Had to stop there. Annoying. I can't stand AI use for writing. It makes any otherwise great article feel so disingenuous.

m0rde•17m ago
What a difficult world you must live in these days
peddling-brink•13m ago
While I don’t disagree with their sentiment, I’m far more annoyed with it than the AI writing.
m0rde•8m ago
Yeah. I get that many HN comments are just complaints (heck mine was too and just as negative and shaming). But how bad of a day must you be having to try to shame someone about how they choose to write up an experience they thought was neat. Whatever, free speech and all that. Hope OC's day gets better.
qingcharles•7m ago
Every single HN post has the same comment now.
rafram•5m ago
Only because so many of the articles posted on HN now are AI-written, and badly, too.
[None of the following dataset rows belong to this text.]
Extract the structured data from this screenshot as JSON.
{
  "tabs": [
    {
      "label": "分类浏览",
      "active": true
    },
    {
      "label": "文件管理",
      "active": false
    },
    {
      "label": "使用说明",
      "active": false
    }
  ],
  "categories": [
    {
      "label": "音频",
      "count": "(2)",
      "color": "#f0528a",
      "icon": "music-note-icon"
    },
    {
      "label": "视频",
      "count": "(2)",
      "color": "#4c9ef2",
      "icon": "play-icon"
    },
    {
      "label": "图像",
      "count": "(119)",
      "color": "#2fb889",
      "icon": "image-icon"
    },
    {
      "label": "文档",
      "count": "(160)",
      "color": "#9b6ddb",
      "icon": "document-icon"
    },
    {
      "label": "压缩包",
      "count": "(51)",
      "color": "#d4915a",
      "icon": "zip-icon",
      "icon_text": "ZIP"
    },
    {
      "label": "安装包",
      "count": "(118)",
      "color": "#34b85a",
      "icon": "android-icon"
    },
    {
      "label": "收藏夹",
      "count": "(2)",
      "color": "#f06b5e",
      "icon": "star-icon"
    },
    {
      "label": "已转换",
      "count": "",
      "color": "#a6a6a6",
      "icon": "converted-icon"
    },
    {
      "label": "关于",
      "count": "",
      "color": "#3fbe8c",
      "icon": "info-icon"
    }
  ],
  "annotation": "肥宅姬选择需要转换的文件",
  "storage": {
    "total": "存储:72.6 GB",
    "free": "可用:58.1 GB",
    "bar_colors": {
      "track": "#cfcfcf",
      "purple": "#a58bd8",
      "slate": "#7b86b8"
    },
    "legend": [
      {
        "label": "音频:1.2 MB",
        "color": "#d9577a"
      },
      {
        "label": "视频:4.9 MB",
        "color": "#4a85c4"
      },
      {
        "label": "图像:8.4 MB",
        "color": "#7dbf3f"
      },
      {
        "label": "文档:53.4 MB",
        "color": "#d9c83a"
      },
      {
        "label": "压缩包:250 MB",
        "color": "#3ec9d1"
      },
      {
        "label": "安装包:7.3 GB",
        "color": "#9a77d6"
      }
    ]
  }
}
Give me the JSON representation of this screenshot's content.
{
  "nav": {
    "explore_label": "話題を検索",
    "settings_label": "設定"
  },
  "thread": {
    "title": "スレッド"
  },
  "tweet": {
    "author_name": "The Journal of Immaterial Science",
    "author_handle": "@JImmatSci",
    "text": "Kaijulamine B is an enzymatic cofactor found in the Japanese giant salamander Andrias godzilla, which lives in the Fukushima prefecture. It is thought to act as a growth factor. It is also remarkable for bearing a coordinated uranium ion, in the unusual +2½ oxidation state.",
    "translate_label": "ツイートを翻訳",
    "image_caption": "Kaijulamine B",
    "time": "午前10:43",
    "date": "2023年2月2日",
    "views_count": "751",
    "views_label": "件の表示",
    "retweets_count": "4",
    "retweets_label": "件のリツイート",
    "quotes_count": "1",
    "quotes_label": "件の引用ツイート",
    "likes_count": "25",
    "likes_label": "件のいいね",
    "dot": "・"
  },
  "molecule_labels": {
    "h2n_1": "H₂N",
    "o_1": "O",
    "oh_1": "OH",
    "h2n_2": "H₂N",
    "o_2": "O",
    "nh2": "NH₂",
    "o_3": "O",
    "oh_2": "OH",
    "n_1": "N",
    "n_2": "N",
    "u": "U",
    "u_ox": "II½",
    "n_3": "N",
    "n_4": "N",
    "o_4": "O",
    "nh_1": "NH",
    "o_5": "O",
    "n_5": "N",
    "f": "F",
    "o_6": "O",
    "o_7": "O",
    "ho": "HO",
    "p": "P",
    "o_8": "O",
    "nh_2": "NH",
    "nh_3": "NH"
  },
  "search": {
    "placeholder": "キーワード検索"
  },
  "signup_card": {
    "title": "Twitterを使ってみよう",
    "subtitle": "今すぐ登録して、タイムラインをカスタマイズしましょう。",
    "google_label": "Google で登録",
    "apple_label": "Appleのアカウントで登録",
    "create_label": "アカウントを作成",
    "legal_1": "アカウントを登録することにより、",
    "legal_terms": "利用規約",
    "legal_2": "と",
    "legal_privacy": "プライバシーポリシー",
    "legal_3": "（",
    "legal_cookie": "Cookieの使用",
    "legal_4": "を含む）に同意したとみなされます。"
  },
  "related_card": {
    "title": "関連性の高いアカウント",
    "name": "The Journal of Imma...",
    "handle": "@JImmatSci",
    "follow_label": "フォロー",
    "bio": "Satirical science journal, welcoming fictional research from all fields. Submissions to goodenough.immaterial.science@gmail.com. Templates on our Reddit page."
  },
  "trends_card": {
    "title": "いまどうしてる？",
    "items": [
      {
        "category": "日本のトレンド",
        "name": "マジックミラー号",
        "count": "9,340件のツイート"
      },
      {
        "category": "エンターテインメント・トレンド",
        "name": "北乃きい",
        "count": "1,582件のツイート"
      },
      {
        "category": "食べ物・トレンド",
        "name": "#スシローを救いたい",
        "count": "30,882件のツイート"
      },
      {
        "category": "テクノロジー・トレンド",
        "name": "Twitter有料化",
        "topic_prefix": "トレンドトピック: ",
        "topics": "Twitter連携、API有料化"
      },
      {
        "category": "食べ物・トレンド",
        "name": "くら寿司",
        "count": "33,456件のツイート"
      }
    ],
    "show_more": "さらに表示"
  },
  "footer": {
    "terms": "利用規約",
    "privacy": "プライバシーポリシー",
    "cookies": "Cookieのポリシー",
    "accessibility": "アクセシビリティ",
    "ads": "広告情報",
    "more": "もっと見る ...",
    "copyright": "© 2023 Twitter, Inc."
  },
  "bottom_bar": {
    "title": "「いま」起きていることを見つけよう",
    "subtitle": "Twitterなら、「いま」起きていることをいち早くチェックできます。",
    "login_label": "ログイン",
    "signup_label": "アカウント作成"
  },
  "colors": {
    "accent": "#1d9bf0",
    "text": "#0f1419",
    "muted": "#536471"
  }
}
A lot of tech people are so impressed with LLMs’ capabilities in code that they fail to recognize how bad they are at writing enjoyable prose. And it feels like a chore to write out a whole blog post by hand when the machine could do it for you! But the result we get is so, so much worse and more annoying.
mickeyp•17m ago
Impressive work. But the problem is not the 30 tok/s which is fine for agentic coding and chat.

It's prefill; slow prefill kills agentic workloads dead.

If you have 100,000 tokens at ~150tok/s per the OP, you're looking at:

    You have: 100000 / (150/s)

    You want: hms

     11 min + 6.6666667 sec
Which is quite a wait indeed.
Aurornis•8m ago
Most people won’t be dumping 100K tokens into it at once, but I agree that all of the prefill time that adds up during a session becomes a lot to account for.

This is also a problem for all of the Mac local LLMs. Macs are a great way to get a lot of high bandwidth memory, but their compute is very far behind current gen dedicated GPUs. Some of the expensive Mac Studio setups allow you to run very large models with usable tokens/s, but you can be waiting a long time for it to get to the point of generating those tokens.

whoamii•3m ago
The real question: did your local LLM write this post?